Supernova Award Category
The Problem
Adobe faced an extremely competitive market in attracting, developing, and retaining the right people. Adobe’s shift to new business models in the cloud, new workforce expectations with millennials entering the work world, and global expansion coupled with mergers and acquisitions strained the legacy human resources system implemented before 2000. Consequently, Adobe set forth with a modern, cloud-based, mobile-ready, and analytics-enabled solution in order to improve transparency and transform the employee experience.
Adobe’s challenges included:
- Enabling globalization. The new HR system would have to serve as a catalyst, not a hindrance, to achieving global scale.
- Reducing dependency on IT. The People team needed to make changes, build reports, and configure business processes without depending on IT. They required a system that was lightweight, adaptable, and scalable without expensive and disruptive upgrades and customizations.
- Improving overall employee experience. Employees expected consumer-grade experiences like mobile and social with enterprise-class infrastructure.
The Solution
Adobe went through an extensive vendor selection process with both the incumbent legacy vendor and other core HCM solutions. The team had a mandate for a cloud-based system for core People Resources. With the incumbent vendor offering its solution at little to no cost for the software and the potential disruption of a long-term technology partnership with a new vendor, the decision to go with Workday was not taken lightly. The decision was not easy.

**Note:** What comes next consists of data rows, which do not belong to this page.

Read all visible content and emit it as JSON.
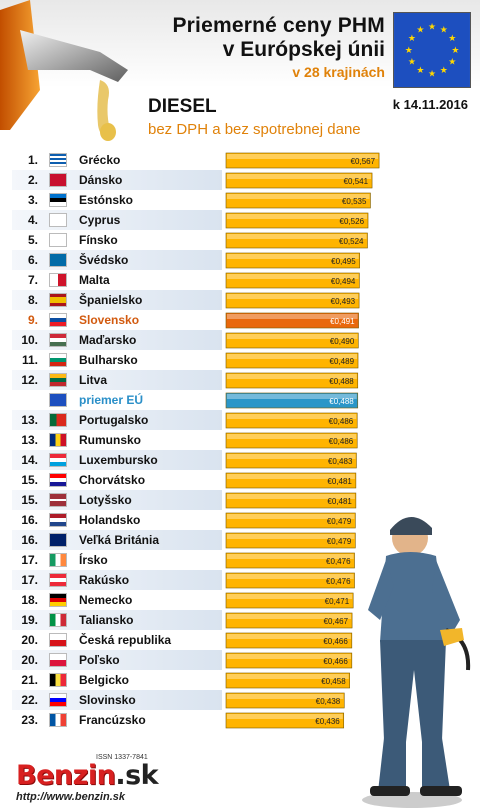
{
  "header": {
    "title_line1": "Priemerné ceny PHM",
    "title_line2": "v Európskej únii",
    "subtitle": "v 28 krajinách",
    "fuel": "DIESEL",
    "date": "k 14.11.2016",
    "note": "bez DPH a bez spotrebnej dane"
  },
  "colors": {
    "bar_default": "#ffb400",
    "bar_highlight": "#e9680c",
    "bar_average": "#2a96c8",
    "label_highlight": "#d25a0f",
    "label_average": "#2a8fc8",
    "subtitle": "#e0820a"
  },
  "chart_data": {
    "type": "bar",
    "orientation": "horizontal",
    "value_prefix": "€",
    "decimal_separator": ",",
    "rows": [
      {
        "rank": "1.",
        "country": "Grécko",
        "value": 0.567,
        "label": "€0,567",
        "flag": "greece-flag",
        "kind": "normal"
      },
      {
        "rank": "2.",
        "country": "Dánsko",
        "value": 0.541,
        "label": "€0,541",
        "flag": "denmark-flag",
        "kind": "normal"
      },
      {
        "rank": "3.",
        "country": "Estónsko",
        "value": 0.535,
        "label": "€0,535",
        "flag": "estonia-flag",
        "kind": "normal"
      },
      {
        "rank": "4.",
        "country": "Cyprus",
        "value": 0.526,
        "label": "€0,526",
        "flag": "cyprus-flag",
        "kind": "normal"
      },
      {
        "rank": "5.",
        "country": "Fínsko",
        "value": 0.524,
        "label": "€0,524",
        "flag": "finland-flag",
        "kind": "normal"
      },
      {
        "rank": "6.",
        "country": "Švédsko",
        "value": 0.495,
        "label": "€0,495",
        "flag": "sweden-flag",
        "kind": "normal"
      },
      {
        "rank": "7.",
        "country": "Malta",
        "value": 0.494,
        "label": "€0,494",
        "flag": "malta-flag",
        "kind": "normal"
      },
      {
        "rank": "8.",
        "country": "Španielsko",
        "value": 0.493,
        "label": "€0,493",
        "flag": "spain-flag",
        "kind": "normal"
      },
      {
        "rank": "9.",
        "country": "Slovensko",
        "value": 0.491,
        "label": "€0,491",
        "flag": "slovakia-flag",
        "kind": "highlight"
      },
      {
        "rank": "10.",
        "country": "Maďarsko",
        "value": 0.49,
        "label": "€0,490",
        "flag": "hungary-flag",
        "kind": "normal"
      },
      {
        "rank": "11.",
        "country": "Bulharsko",
        "value": 0.489,
        "label": "€0,489",
        "flag": "bulgaria-flag",
        "kind": "normal"
      },
      {
        "rank": "12.",
        "country": "Litva",
        "value": 0.488,
        "label": "€0,488",
        "flag": "lithuania-flag",
        "kind": "normal"
      },
      {
        "rank": "",
        "country": "priemer EÚ",
        "value": 0.488,
        "label": "€0,488",
        "flag": "eu-flag",
        "kind": "average"
      },
      {
        "rank": "13.",
        "country": "Portugalsko",
        "value": 0.486,
        "label": "€0,486",
        "flag": "portugal-flag",
        "kind": "normal"
      },
      {
        "rank": "13.",
        "country": "Rumunsko",
        "value": 0.486,
        "label": "€0,486",
        "flag": "romania-flag",
        "kind": "normal"
      },
      {
        "rank": "14.",
        "country": "Luxembursko",
        "value": 0.483,
        "label": "€0,483",
        "flag": "luxembourg-flag",
        "kind": "normal"
      },
      {
        "rank": "15.",
        "country": "Chorvátsko",
        "value": 0.481,
        "label": "€0,481",
        "flag": "croatia-flag",
        "kind": "normal"
      },
      {
        "rank": "15.",
        "country": "Lotyšsko",
        "value": 0.481,
        "label": "€0,481",
        "flag": "latvia-flag",
        "kind": "normal"
      },
      {
        "rank": "16.",
        "country": "Holandsko",
        "value": 0.479,
        "label": "€0,479",
        "flag": "netherlands-flag",
        "kind": "normal"
      },
      {
        "rank": "16.",
        "country": "Veľká Británia",
        "value": 0.479,
        "label": "€0,479",
        "flag": "uk-flag",
        "kind": "normal"
      },
      {
        "rank": "17.",
        "country": "Írsko",
        "value": 0.476,
        "label": "€0,476",
        "flag": "ireland-flag",
        "kind": "normal"
      },
      {
        "rank": "17.",
        "country": "Rakúsko",
        "value": 0.476,
        "label": "€0,476",
        "flag": "austria-flag",
        "kind": "normal"
      },
      {
        "rank": "18.",
        "country": "Nemecko",
        "value": 0.471,
        "label": "€0,471",
        "flag": "germany-flag",
        "kind": "normal"
      },
      {
        "rank": "19.",
        "country": "Taliansko",
        "value": 0.467,
        "label": "€0,467",
        "flag": "italy-flag",
        "kind": "normal"
      },
      {
        "rank": "20.",
        "country": "Česká republika",
        "value": 0.466,
        "label": "€0,466",
        "flag": "czechia-flag",
        "kind": "normal"
      },
      {
        "rank": "20.",
        "country": "Poľsko",
        "value": 0.466,
        "label": "€0,466",
        "flag": "poland-flag",
        "kind": "normal"
      },
      {
        "rank": "21.",
        "country": "Belgicko",
        "value": 0.458,
        "label": "€0,458",
        "flag": "belgium-flag",
        "kind": "normal"
      },
      {
        "rank": "22.",
        "country": "Slovinsko",
        "value": 0.438,
        "label": "€0,438",
        "flag": "slovenia-flag",
        "kind": "normal"
      },
      {
        "rank": "23.",
        "country": "Francúzsko",
        "value": 0.436,
        "label": "€0,436",
        "flag": "france-flag",
        "kind": "normal"
      }
    ]
  },
  "footer": {
    "issn": "ISSN 1337-7841",
    "logo_main": "Benzin",
    "logo_domain": ".sk",
    "url": "http://www.benzin.sk"
  }
}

Donna stated her mission, “This was not a cost savings exercise. People are our greatest asset, and this was an exercise to transform the employee experience.”
Adobe’s implementation partner, Deloitte Consulting, worked with the Adobe team to complete the Workday implementation in less than nine months and Adobe achieved a go- live on January 12, 2015.
The results
When compared to other HR Core implementations, Adobe achieved major gains such as:
- Fostered significant employee engagement. Drove adoption with 88 percent of all employees and 99 percent of all managers logging in to experience Workday, and 25 percent of all employees completing their profiles. With the previous system, it was rare that managers logged into the system directly.
- Increased access to reporting functions for leaders. Prior to the new core HR system, Adobe had one person on the team whose whole job was reporting attrition and hiring data. With Workday, leaders have self-service access to reports about their organizations.
- Enabled democratization of data and insights. All leaders can look at organization charts on any device to identify and address issues around staffing, talent, and diversity.
- Propelled digital transformation initiatives across the employee life-cycle. Workday facilitates Adobe’s career development by making it easy for employees to create a rich profile by importing information from LinkedIn and by improving the cross-organizational visibility of talent. Now, 25 percent of Adobe’s open positions are filled with internal talent.
Metrics
Implementation: Adobe began the journey in 2011. The company started implementation in spring 2014 and went live in January 2015. Adobe’s ability to go live in nine months for a company of its size is in the upper quartile of efficiency for implementations.
Adoption: 88 percent of all employees and 99 percent of all managers logging in to participate on Workday, and percent of all employees completed their profiles.
Career Development: 25 percent of Adobe’s open positions are filled with internal talent. According to Donna Morris, “We now have a much richer talent pipeline with clear visibility into valuable internal talent. There is no doubt in my mind that this will help people develop in their careers.” This transformed employee life-cycle is key to embracing the modern employee contract.
The Technology
Workday Core HCM including Benefits and big data analytics.
Disruptive Factor
The implementation of any major core system requires significant planning, resources, and budget. The success of Adobe's implmentation of a cloud-based, mobile-ready, and analytics-enabled HCM solution able to support global expansion while attracting and engaging top talent in and of itself is disruptive. However, the executive buy-in for the project and Adobe's engagement strategies make this project truly disruptive.
Executive buy-in. Donna earned internal support from CEO Shantanu Narayen and CFO Mark Garrett. Internal alliances with Matt Thompson, Executive Vice President, Worldwide Field Operations, also helped with implementation success. In this case, C-suite engagement indicates a preparedness for digital transformation and an understanding of disruptive forces.
Engagement: For go-live, Adobe launched an employee photo day program, which created a fun and enjoyable reason for employees to update their profiles with new headshots. This creative approach encouraged employees to take a LinkedIn import to update profiles. The goals were to improve adoption and gain user engagement.
Shining Moment
On the day of go- live, Donna had the Board of Directors’ compensation team up and running the mobile application. The executives were engaging and interacting with real-time data — and discussing their findings with each other. “They were pulling it up, interacting with it, looking at it. They were able to see their organization, in a very visual way, very quickly,” said Donna.